Jules holds out the burger.

JULES
You wanna bite, they're real good.

VINCENT
I ain't hungry.

JULES
Well, if you like burgers give 'em a try sometime. Me, I can't usually eat 'em 'cause my wife is from India. Which pretty much means I have to eat bhaaji and curry and shit, but I sure love the taste of a good burger.

(he points to a fast
food drink cup)
What's in this?

BRETT
Coke.

JULES
Coke, good, better not be fucking with me and telling me its coke when its crerars. Id kill a motherfucker if he made me drink crerars. Mind if I have some of your tasty beverage to wash this down with?

BRETT
Sure.

Jules grabs the cup. Sits down and takes a sip.

JULES
alhumdulillah. hit's the spot! Now when you moved to this neighbourhood you made a promise to Mufti Wallace that you would not peddle any narcotics. Word on the street is that you have not kept to your word. Do you know what an Amaanat is Brett?

BRETT
(to Jules)
Look, what's your name? I got his name's Vincent, but what's yours?

JULES
My name's Zabr, and you ain't talkin' your ass outta your qabr.

BRETT
I just want you to know how sorry we are about how fucked up things got between us and Mufti Wallace. We promised him we wouldn’t be selling drugs, it was a mistake. A one time slip.

As Brett talks, Jules takes out his miswak and beats Roger over the head.

Brett is shocked

JULES
(to Brett)
Oh, I'm sorry.
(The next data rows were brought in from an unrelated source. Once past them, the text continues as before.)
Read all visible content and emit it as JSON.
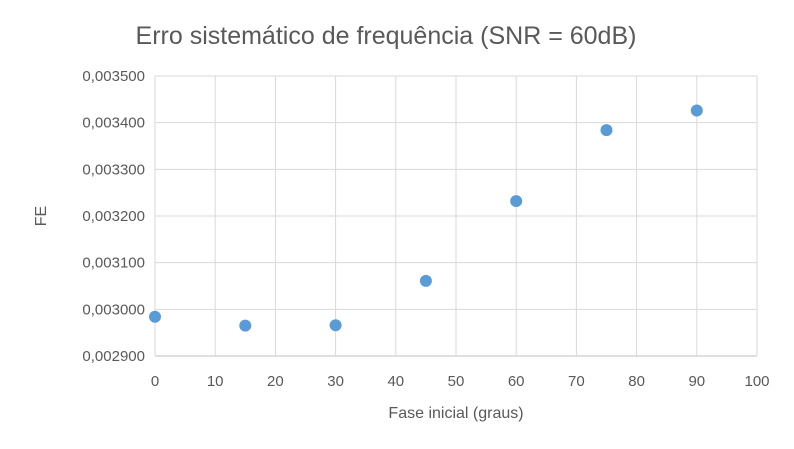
{
  "chart_data": {
    "type": "scatter",
    "title": "Erro sistemático de frequência (SNR = 60dB)",
    "xlabel": "Fase inicial (graus)",
    "ylabel": "FE",
    "xlim": [
      0,
      100
    ],
    "ylim": [
      0.0029,
      0.0035
    ],
    "x_ticks": [
      "0",
      "10",
      "20",
      "30",
      "40",
      "50",
      "60",
      "70",
      "80",
      "90",
      "100"
    ],
    "y_ticks": [
      "0,002900",
      "0,003000",
      "0,003100",
      "0,003200",
      "0,003300",
      "0,003400",
      "0,003500"
    ],
    "grid": true,
    "legend": "none",
    "marker_color": "#5b9bd5",
    "series": [
      {
        "x": [
          0,
          15,
          30,
          45,
          60,
          75,
          90
        ],
        "y": [
          0.002984,
          0.002965,
          0.002966,
          0.003061,
          0.003232,
          0.003384,
          0.003426
        ]
      }
    ]
  }
}
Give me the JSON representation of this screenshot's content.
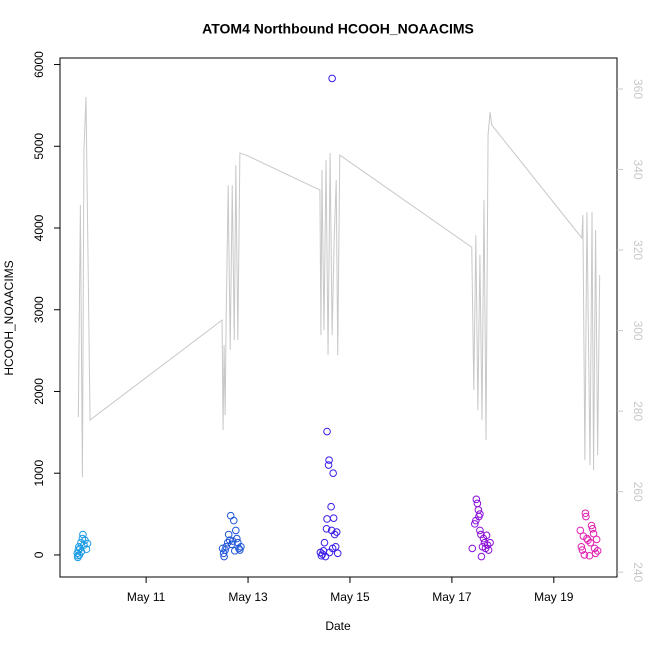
{
  "chart_data": {
    "type": "scatter",
    "title": "ATOM4 Northbound HCOOH_NOAACIMS",
    "x_label": "Date",
    "y_label": "HCOOH_NOAACIMS",
    "xlim": [
      9.31,
      20.24
    ],
    "xticks": [
      {
        "value": 11,
        "label": "May 11"
      },
      {
        "value": 13,
        "label": "May 13"
      },
      {
        "value": 15,
        "label": "May 15"
      },
      {
        "value": 17,
        "label": "May 17"
      },
      {
        "value": 19,
        "label": "May 19"
      }
    ],
    "ylim": [
      -270,
      6080
    ],
    "yticks": [
      0,
      1000,
      2000,
      3000,
      4000,
      5000,
      6000
    ],
    "y2lim": [
      238.8,
      367.7
    ],
    "y2ticks": [
      240,
      260,
      280,
      300,
      320,
      340,
      360
    ],
    "y2_tick_color": "#c8c8c8",
    "series": [
      {
        "color": "#1a9be6",
        "x": [
          9.65,
          9.66,
          9.67,
          9.68,
          9.69,
          9.7,
          9.72,
          9.73,
          9.75,
          9.76,
          9.78,
          9.8,
          9.83,
          9.85,
          9.66
        ],
        "values": [
          20,
          -30,
          60,
          100,
          0,
          80,
          150,
          40,
          200,
          250,
          120,
          180,
          70,
          140,
          -10
        ]
      },
      {
        "color": "#1f56d8",
        "x": [
          12.5,
          12.52,
          12.53,
          12.55,
          12.57,
          12.6,
          12.62,
          12.64,
          12.66,
          12.68,
          12.7,
          12.72,
          12.74,
          12.76,
          12.78,
          12.8,
          12.82,
          12.84,
          12.86
        ],
        "values": [
          80,
          20,
          -20,
          60,
          100,
          150,
          250,
          180,
          480,
          130,
          170,
          420,
          50,
          300,
          200,
          150,
          80,
          60,
          100
        ]
      },
      {
        "color": "#3a1ee8",
        "x": [
          14.42,
          14.44,
          14.46,
          14.48,
          14.5,
          14.52,
          14.54,
          14.55,
          14.55,
          14.58,
          14.59,
          14.6,
          14.65,
          14.67,
          14.63,
          14.64,
          14.66,
          14.68,
          14.7,
          14.72,
          14.74,
          14.76
        ],
        "values": [
          30,
          -10,
          10,
          50,
          150,
          -20,
          320,
          440,
          1510,
          1100,
          1160,
          30,
          5830,
          1000,
          590,
          300,
          80,
          450,
          250,
          100,
          280,
          20
        ]
      },
      {
        "color": "#8a10d8",
        "x": [
          17.4,
          17.45,
          17.47,
          17.48,
          17.5,
          17.52,
          17.53,
          17.55,
          17.57,
          17.58,
          17.6,
          17.62,
          17.64,
          17.66,
          17.68,
          17.7,
          17.72,
          17.75,
          17.55
        ],
        "values": [
          80,
          380,
          420,
          680,
          630,
          550,
          470,
          300,
          250,
          -20,
          100,
          200,
          150,
          80,
          240,
          120,
          60,
          150,
          500
        ]
      },
      {
        "color": "#e020b0",
        "x": [
          19.52,
          19.54,
          19.56,
          19.58,
          19.6,
          19.62,
          19.63,
          19.65,
          19.67,
          19.7,
          19.72,
          19.74,
          19.76,
          19.78,
          19.8,
          19.82,
          19.84,
          19.86
        ],
        "values": [
          300,
          100,
          60,
          230,
          0,
          510,
          470,
          200,
          180,
          -10,
          150,
          360,
          320,
          260,
          80,
          20,
          190,
          50
        ]
      },
      {
        "type": "line",
        "axis": "y2",
        "color": "#c8c8c8",
        "x": [
          9.67,
          9.71,
          9.75,
          9.78,
          9.82,
          9.9,
          12.49,
          12.51,
          12.53,
          12.55,
          12.57,
          12.61,
          12.65,
          12.69,
          12.73,
          12.76,
          12.8,
          12.84,
          12.96,
          14.41,
          14.43,
          14.45,
          14.49,
          14.53,
          14.57,
          14.61,
          14.65,
          14.69,
          14.73,
          14.76,
          14.8,
          17.39,
          17.43,
          17.47,
          17.51,
          17.55,
          17.59,
          17.63,
          17.67,
          17.71,
          17.75,
          17.78,
          19.55,
          19.57,
          19.61,
          19.65,
          19.71,
          19.75,
          19.78,
          19.82,
          19.86,
          19.9
        ],
        "values": [
          278.5,
          331.2,
          263.6,
          344.8,
          358,
          277.8,
          302.6,
          275.3,
          296.4,
          279,
          302.6,
          336.1,
          295.2,
          336.1,
          297.6,
          341.1,
          297.6,
          344.1,
          343.6,
          334.9,
          298.9,
          339.9,
          300.1,
          342.4,
          293.9,
          344.1,
          298.9,
          322.5,
          337.4,
          293.9,
          343.6,
          320.7,
          285.2,
          323.7,
          280.2,
          318.8,
          277.8,
          332.4,
          272.8,
          348.6,
          354.3,
          351.1,
          323,
          328.7,
          267.8,
          329.4,
          266.6,
          329.4,
          265.3,
          325,
          269.1,
          313.8
        ]
      }
    ]
  }
}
Did that break your Concentration? What did the Mufti say about dealing cocaine?

Brett still can't speak.


JULES
What madhab you from!

BRETT
(petrified)
Jee?

JULES
"Jee" ain't no madhab I know! Do they speak Arabic in "Jee?"

BRETT
(near heart attack)
Jee?

JULES
Arabic-motherfucker-can-you-speak-it?

BRETT
Na’aam.

JULES
Then you understand what I'm sayin'?

BRETT
Na’aam.

JULES
So what did the Mufti tell you about selling cocaine

BRETT
(out of fear)
Jee?

Jules takes his miswak and swings it once

JULES
Say "jee" again! C'mon, say "jee" again! I dare ya, I double dare ya motherfucker, say "jee" one more goddamn time!

Brett is regressing on the spot.

JULES
Now describe to me what Mufti Wallace looks like

Brett does his best.

BRETT
Well he's ...he's...black --

JULES
-- go on!

BRETT
...and he… he has a .. beard --

JULES
-- did you give him mahr?!

BRETT
(without thinking)
huh?

Jules' eyes go to Vincent, Vincent smirks, Jules rolls his eyes and hits Brett across the face

Brett SCREAMS, breaking into a SHAKING/TREMBLING SPASM in the
chair.

JULES
Did you give him Mahr?!

BRETT
(in agony)
No.

JULES
Then why you try to fuck 'im like you did?!

BRETT
(in spasm)
I didn't.

Now in a lower voice.

JULES
Yes ya did Brett. Yes you did. You ever read the Quraan, Brett?

BRETT
(in spasm)
Yes.

JULES
There's a passage I got memorized, seems appropriate for this situation: surah nisaa ayats 105 to 106.

“We have sent down to thee the Book in truth, that thou mightest judge between men, as guided by God: so be not (used) as an advocate by those who betray their trust; But seek the forgiveness of God; for God is Oft-forgiving, Most Merciful.”.

BUT I AM NOT!

The two men beat Brett with their miswaaks.